Если он сдастся, то никогда уже не сможет приспособиться к нестабильному миру и к самому себе, постоянно меняющемуся. Завтра он превратится во что-то совсем иное, откроет рот и не поймет собственной речи. И тогда его наверняка поместят в палату для психов.
Нет. Нельзя позволить себе утратить связь с миром.
Он выучит все движения заново, научится слышать и видеть сквозь призраки…
С этой мыслью Расин крепче сжал держатель, с усилием проколол белую линию, протянул нить, сделал узел. Намотав нить на палец, поднял участок брюшной стенки — получился небольшой купол. — Света, троакар… — Голос его стал тверд и спокоен.
Он не увидел её рук: только глаза, глядящие из-за горизонта.
Громадный конус пролетел над головой, как комета, и мощные воздушные потоки качнули прожектор.
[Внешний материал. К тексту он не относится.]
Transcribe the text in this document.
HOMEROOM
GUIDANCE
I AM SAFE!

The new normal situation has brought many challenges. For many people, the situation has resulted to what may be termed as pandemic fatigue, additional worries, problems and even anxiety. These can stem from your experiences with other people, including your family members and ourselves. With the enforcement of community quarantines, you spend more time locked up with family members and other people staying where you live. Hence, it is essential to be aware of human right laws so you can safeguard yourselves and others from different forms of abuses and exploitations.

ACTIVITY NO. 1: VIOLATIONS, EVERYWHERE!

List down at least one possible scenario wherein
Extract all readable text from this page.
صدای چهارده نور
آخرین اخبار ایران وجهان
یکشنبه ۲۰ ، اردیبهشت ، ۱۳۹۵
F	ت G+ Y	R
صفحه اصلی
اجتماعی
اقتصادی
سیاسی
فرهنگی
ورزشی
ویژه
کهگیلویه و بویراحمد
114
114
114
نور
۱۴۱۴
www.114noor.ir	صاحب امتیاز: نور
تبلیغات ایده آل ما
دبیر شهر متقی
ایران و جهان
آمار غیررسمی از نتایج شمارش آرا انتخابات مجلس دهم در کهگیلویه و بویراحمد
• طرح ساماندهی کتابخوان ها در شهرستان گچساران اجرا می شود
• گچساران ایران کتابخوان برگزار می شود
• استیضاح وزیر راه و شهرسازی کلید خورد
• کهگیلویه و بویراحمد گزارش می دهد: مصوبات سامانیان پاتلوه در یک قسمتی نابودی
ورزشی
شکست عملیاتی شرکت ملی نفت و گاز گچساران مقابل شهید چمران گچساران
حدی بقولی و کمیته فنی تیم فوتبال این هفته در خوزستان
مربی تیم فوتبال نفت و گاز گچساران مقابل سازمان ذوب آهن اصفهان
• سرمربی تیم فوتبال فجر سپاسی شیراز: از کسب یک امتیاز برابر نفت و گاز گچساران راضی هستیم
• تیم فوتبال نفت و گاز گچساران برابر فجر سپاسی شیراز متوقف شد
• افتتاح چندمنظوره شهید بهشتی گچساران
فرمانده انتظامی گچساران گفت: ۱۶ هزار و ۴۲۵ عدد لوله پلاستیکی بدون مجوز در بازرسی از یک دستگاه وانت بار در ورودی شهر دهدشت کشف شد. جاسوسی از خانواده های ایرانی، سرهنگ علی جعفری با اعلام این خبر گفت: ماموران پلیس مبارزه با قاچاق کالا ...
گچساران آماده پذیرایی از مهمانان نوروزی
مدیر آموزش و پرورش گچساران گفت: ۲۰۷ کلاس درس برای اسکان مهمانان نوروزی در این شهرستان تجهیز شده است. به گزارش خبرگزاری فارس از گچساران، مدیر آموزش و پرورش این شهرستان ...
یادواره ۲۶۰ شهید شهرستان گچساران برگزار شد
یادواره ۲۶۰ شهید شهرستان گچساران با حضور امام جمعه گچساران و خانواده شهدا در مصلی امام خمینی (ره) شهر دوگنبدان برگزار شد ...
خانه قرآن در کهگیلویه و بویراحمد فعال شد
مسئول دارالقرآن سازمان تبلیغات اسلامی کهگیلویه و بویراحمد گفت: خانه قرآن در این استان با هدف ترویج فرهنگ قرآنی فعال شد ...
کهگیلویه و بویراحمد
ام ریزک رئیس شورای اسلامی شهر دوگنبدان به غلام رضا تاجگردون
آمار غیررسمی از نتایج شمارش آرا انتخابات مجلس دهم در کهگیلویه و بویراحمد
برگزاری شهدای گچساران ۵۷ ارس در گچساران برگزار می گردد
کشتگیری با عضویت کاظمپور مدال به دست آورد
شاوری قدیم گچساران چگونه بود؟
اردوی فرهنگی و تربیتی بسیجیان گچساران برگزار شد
Чьи-то тени взметнулись повсюду.
Конус вонзился носом в бледную поверхность, встал вертикально. Медленно вращаясь, начал зарываться в плоть.
Двигаясь за ним по инерции, Вадим почувствовал, что заваливается на бок.
Что, если он провалится вслед за троакаром в брюшную полость?! Он же собой убьет пациентку!
Инструмент неумолимо погружался.
Вадим попытался обхватить его руками. Надо во что бы то ни стало задержать троакар. А потом упереться коленом в живот…
Стоп! — крикнул он себе. — Не сходи с ума!
Это всего лишь десятимиллиметровый троакар! Ты и так держишь его в руке.
Ты все ещё здесь, у операционного стола.
Просто изменились твои ощущения. Но ты обязан к этому привыкнуть.
Слишком много упрямства… Нельзя так жестко сопротивляться. Будь гибким.
Не борись с реальностью.
Прими это…
Вадим постарался расслабиться.
Кто-то по-прежнему поднимал купол, создавая под брюшиной безопасный участок пустоты.
Троакар плавно втиснулся в отверстие и, наконец, остановился.
Петля.
Узел.
Готово.
Он перевел дыхание. Порт закреплен.
Но это пока только один из подготовительных этапов. Как же он сможет дойти до конца?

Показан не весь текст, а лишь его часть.